An assistant professor at Marshall says texting students may be the next step in higher education learning.
One Marshall University professor thinks text messaging is a tool to reach college students across the country. Dr. Kay Swartzelder is an Assistant Professor in the College of Health Professions School of Nursing. She said the idea just made sense, to tap into one of the most used methods of media consumption that students use, their smart phones and text messaging.
“I look at it as students are our customers, it’s our job and as a professional I want to get my message to the students the best way and students learn different whether we like it or not,” Swartzwelder said.
But they don’t, said Swartzwelder. According to Swartzwelder the typical millennial, the term used for the age group that students make up, doesn’t learn in the old fashioned way. She said they no longer thrive in a setting that includes sitting in a classroom listening to lectures and taking notes. She said they are very interactive and are constantly consuming media at each turn.
“The students are changing, they multi-task, they are always doing 3 or 4 things at a time even when they are studying, they’re texting and listening to music,” Swartzwelder said.
So Swartzwelder said she found a program that will allow her to send a mass text to a group of students. Her idea was to examine an online class she was teaching by separating the groups in the class. One group did things the traditional way, by responding discussion prompts on a message board each week. The other 60 students received text messages too. Students replied in a text through an application on their phone. While the overall test scores haven’t shown a substantial improvement Swartzwelder said the response discussions how a more attentive group of students.

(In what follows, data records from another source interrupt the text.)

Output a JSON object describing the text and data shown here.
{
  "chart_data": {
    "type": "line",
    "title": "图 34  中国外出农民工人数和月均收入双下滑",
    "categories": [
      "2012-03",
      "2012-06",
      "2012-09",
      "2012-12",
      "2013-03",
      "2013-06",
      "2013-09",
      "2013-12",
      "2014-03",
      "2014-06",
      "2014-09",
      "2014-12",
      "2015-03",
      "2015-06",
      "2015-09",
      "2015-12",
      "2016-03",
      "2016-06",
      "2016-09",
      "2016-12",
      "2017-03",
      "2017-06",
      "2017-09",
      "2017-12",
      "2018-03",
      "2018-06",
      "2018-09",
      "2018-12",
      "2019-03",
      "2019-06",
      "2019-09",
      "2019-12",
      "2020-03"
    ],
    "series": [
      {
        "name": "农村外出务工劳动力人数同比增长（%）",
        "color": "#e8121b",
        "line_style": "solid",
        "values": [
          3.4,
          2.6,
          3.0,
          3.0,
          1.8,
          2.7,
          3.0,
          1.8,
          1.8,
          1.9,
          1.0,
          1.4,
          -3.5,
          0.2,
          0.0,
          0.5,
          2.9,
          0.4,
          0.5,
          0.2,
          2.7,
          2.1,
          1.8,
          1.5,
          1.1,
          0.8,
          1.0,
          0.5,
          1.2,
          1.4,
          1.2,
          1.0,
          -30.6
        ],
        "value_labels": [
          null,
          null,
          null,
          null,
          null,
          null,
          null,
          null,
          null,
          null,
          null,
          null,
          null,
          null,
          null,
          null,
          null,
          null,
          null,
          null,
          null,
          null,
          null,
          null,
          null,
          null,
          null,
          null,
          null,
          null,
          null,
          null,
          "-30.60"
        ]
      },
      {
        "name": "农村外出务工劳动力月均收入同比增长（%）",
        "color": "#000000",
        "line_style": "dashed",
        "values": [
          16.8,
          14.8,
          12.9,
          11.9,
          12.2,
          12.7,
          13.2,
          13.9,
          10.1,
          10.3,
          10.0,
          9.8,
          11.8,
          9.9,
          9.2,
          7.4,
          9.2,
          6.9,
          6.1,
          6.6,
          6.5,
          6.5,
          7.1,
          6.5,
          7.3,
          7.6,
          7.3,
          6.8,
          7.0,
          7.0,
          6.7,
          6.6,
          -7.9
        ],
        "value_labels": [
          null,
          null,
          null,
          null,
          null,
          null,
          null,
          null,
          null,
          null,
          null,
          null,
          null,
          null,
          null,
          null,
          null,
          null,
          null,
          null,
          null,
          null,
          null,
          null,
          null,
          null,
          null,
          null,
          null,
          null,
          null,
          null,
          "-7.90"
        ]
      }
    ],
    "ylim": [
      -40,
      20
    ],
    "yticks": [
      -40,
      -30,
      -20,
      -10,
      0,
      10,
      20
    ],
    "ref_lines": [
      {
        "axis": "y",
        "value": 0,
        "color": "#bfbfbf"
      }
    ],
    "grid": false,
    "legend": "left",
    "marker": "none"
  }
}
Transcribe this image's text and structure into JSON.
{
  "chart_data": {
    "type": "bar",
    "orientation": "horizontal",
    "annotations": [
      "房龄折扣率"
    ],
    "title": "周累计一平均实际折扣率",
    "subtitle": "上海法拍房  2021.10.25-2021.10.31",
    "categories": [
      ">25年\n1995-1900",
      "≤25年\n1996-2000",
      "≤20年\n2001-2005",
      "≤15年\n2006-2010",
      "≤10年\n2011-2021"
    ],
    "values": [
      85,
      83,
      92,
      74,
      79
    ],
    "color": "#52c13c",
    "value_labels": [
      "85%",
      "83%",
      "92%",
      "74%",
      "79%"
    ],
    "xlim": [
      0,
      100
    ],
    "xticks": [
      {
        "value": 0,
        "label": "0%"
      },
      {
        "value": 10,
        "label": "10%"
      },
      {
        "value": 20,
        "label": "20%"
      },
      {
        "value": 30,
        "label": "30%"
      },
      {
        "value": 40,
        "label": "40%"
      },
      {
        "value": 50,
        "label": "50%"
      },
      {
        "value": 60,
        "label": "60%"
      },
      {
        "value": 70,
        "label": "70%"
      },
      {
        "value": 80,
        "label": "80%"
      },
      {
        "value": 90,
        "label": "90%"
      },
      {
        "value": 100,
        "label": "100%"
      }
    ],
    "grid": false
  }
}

"I look at it as students are our customers, it's our job and as a professional I want to get my message to the students the best way and students learn different whether we like it or not," Swartzwelder said.

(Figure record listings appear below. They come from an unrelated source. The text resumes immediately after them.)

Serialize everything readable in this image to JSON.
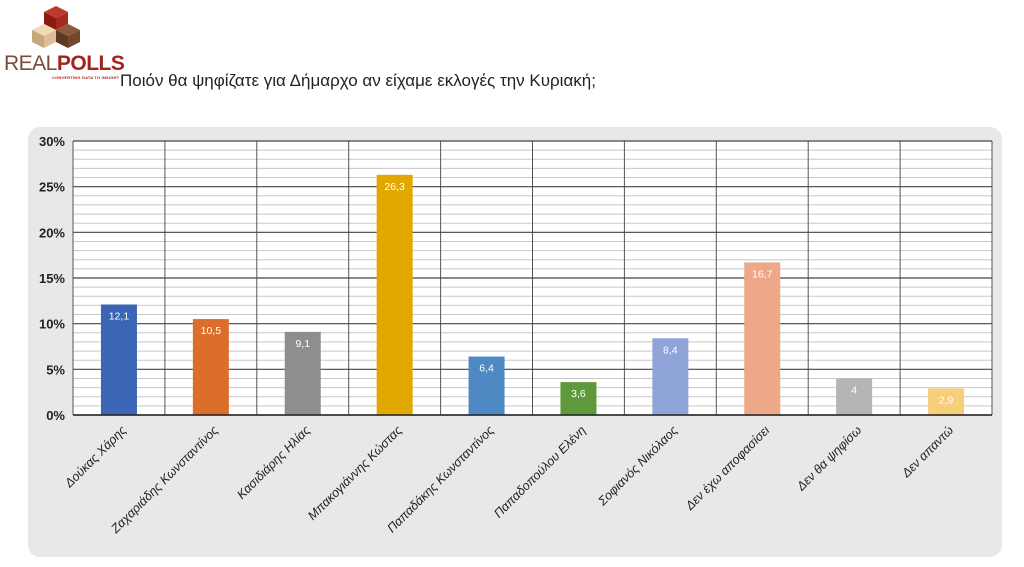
{
  "brand": {
    "name_part1": "REAL",
    "name_part2": "POLLS",
    "tagline": "CONVERTING DATA TO INSIGHT"
  },
  "question": "Ποιόν θα ψηφίζατε για Δήμαρχο αν είχαμε εκλογές την Κυριακή;",
  "chart_data": {
    "type": "bar",
    "title": "",
    "xlabel": "",
    "ylabel": "",
    "ylim": [
      0,
      30
    ],
    "y_ticks": [
      "0%",
      "5%",
      "10%",
      "15%",
      "20%",
      "25%",
      "30%"
    ],
    "grid": true,
    "categories": [
      "Δούκας Χάρης",
      "Ζαχαριάδης Κωνσταντίνος",
      "Κασιδιάρης Ηλίας",
      "Μπακογιάννης Κώστας",
      "Παπαδάκης Κωνσταντίνος",
      "Παπαδοπούλου Ελένη",
      "Σοφιανός Νικόλαος",
      "Δεν έχω αποφασίσει",
      "Δεν θα ψηφίσω",
      "Δεν απαντώ"
    ],
    "values": [
      12.1,
      10.5,
      9.1,
      26.3,
      6.4,
      3.6,
      8.4,
      16.7,
      4,
      2.9
    ],
    "value_labels": [
      "12,1",
      "10,5",
      "9,1",
      "26,3",
      "6,4",
      "3,6",
      "8,4",
      "16,7",
      "4",
      "2,9"
    ],
    "colors": [
      "#3b65b5",
      "#db6e2b",
      "#8e8e8e",
      "#e3a800",
      "#4f89c4",
      "#5f9a3a",
      "#8fa4d8",
      "#eea787",
      "#b5b5b5",
      "#f7cf7b"
    ]
  }
}
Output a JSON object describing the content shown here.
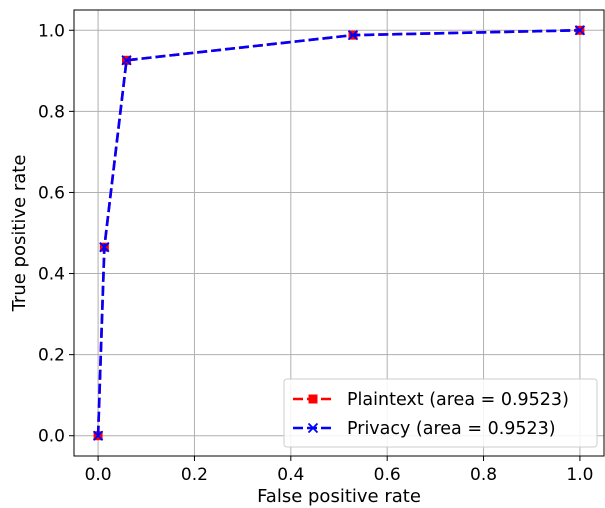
{
  "chart_data": {
    "type": "line",
    "title": "",
    "xlabel": "False positive rate",
    "ylabel": "True positive rate",
    "xlim": [
      -0.05,
      1.05
    ],
    "ylim": [
      -0.05,
      1.05
    ],
    "xticks": [
      0.0,
      0.2,
      0.4,
      0.6,
      0.8,
      1.0
    ],
    "yticks": [
      0.0,
      0.2,
      0.4,
      0.6,
      0.8,
      1.0
    ],
    "xtick_labels": [
      "0.0",
      "0.2",
      "0.4",
      "0.6",
      "0.8",
      "1.0"
    ],
    "ytick_labels": [
      "0.0",
      "0.2",
      "0.4",
      "0.6",
      "0.8",
      "1.0"
    ],
    "grid": true,
    "legend_position": "bottom-right",
    "series": [
      {
        "name": "Plaintext (area = 0.9523)",
        "color": "#ff0000",
        "marker": "square",
        "linestyle": "dashed",
        "x": [
          0.0,
          0.013,
          0.059,
          0.529,
          1.0
        ],
        "y": [
          0.0,
          0.465,
          0.926,
          0.988,
          1.0
        ]
      },
      {
        "name": "Privacy (area = 0.9523)",
        "color": "#0000ff",
        "marker": "x",
        "linestyle": "dashed",
        "x": [
          0.0,
          0.013,
          0.059,
          0.529,
          1.0
        ],
        "y": [
          0.0,
          0.465,
          0.926,
          0.988,
          1.0
        ]
      }
    ]
  }
}
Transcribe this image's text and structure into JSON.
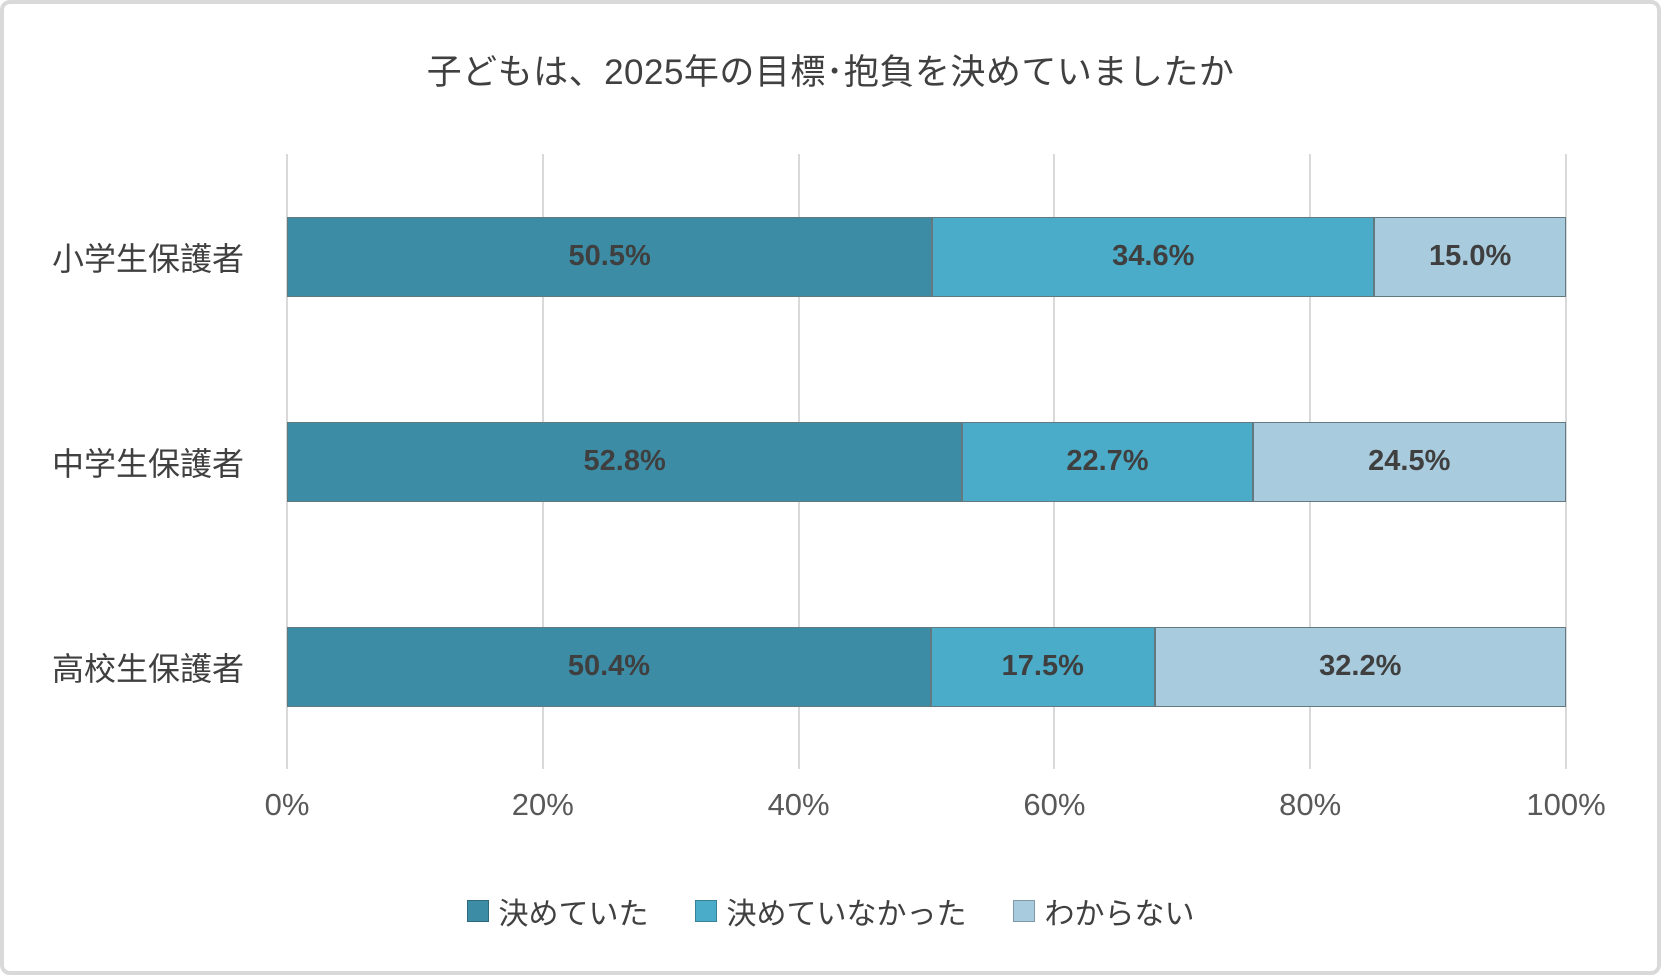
{
  "chart_data": {
    "type": "bar",
    "orientation": "horizontal",
    "stacked": true,
    "normalized_to_100pct": true,
    "title": "子どもは、2025年の目標･抱負を決めていましたか",
    "categories": [
      "小学生保護者",
      "中学生保護者",
      "高校生保護者"
    ],
    "series": [
      {
        "name": "決めていた",
        "color": "#3c8ca5",
        "values": [
          50.5,
          52.8,
          50.4
        ]
      },
      {
        "name": "決めていなかった",
        "color": "#4aacc8",
        "values": [
          34.6,
          22.7,
          17.5
        ]
      },
      {
        "name": "わからない",
        "color": "#a9cbde",
        "values": [
          15.0,
          24.5,
          32.2
        ]
      }
    ],
    "data_labels": [
      [
        "50.5%",
        "34.6%",
        "15.0%"
      ],
      [
        "52.8%",
        "22.7%",
        "24.5%"
      ],
      [
        "50.4%",
        "17.5%",
        "32.2%"
      ]
    ],
    "x_ticks": [
      "0%",
      "20%",
      "40%",
      "60%",
      "80%",
      "100%"
    ],
    "xlim": [
      0,
      100
    ],
    "grid": true,
    "legend_position": "bottom",
    "colors": {
      "title_text": "#404040",
      "category_text": "#404040",
      "data_label_text": "#3f3f3f",
      "tick_text": "#595959",
      "gridline": "#d9d9d9",
      "card_border": "#d9d9d9",
      "segment_border": "#64787f",
      "background": "#ffffff"
    }
  }
}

The professor of nursing says the next step is using programs like poll in conjunction with the text messaging. Much like the widely used clicker programs found in new smart classrooms that allow students to select A,B,C, or D for an answer to a question and then see the percentages for each answer, the poll everywhere program allows students to respond using texting on their phone. Swartzwelder said it’s about finding new ways to help students learn the material.
Swartzwelder’s paper “Examing the Efect of Texting on Students’ Perception of Learning” has been accepted for publication in Nursing Education Perspectives.